SEATTLE — On the same day a federal appeals court allowed part of President Donald Trump’s travel ban to take effect, advocacy groups filed a new lawsuit Monday challenging the administration’s related efforts to restrict or ban certain refugees from entering the U.S.
The developments came as lawyers on both sides of the issue are preparing for yet another round of appeals court arguments next month. They’re the latest sign that after nearly 10 months, the battle over the president’s travel restrictions — and whether they represent the “Muslim ban” he promised during his campaign or a legitimate effort to improve national security — is far from over.

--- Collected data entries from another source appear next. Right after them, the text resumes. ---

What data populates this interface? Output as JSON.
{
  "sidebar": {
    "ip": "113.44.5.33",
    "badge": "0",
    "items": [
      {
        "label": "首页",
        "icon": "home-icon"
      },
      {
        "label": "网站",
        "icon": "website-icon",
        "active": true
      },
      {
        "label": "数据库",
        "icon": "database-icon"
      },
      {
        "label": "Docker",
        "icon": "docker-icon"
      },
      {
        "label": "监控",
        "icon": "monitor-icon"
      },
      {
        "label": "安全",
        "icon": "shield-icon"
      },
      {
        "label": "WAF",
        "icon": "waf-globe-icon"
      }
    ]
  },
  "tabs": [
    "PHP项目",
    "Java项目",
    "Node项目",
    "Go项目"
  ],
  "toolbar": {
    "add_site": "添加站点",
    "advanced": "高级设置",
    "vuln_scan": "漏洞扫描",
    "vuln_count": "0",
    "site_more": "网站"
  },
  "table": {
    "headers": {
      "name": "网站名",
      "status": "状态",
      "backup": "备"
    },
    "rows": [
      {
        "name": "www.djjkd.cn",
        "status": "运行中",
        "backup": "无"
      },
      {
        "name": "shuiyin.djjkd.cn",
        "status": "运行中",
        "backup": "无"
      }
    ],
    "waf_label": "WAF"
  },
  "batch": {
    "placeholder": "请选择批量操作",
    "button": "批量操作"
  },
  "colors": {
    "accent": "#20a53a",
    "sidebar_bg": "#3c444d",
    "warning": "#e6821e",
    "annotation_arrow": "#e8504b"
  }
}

“The president is making every effort to implement a campaign promise that’s un-American and unconstitutional,” said Mark Hetfield, president of the refugee support organization HIAS. “The only way to stop him is through the courts.”
Last month, a federal judge in Hawaii blocked most of Trump’s third travel ban just before it was due to take effect. A judge in Maryland separately blocked it to a lesser degree, saying Trump could bar people from six mostly Muslim nations — Chad, Iran, Libya, Somalia, Syria and Yemen — as long as they did not have “bona fide” relationships with people or organizations already in the U.S.
The travel ban also applies to travelers from North Korea and to some Venezuelan government officials and their families, but the lawsuits did not challenge those restrictions.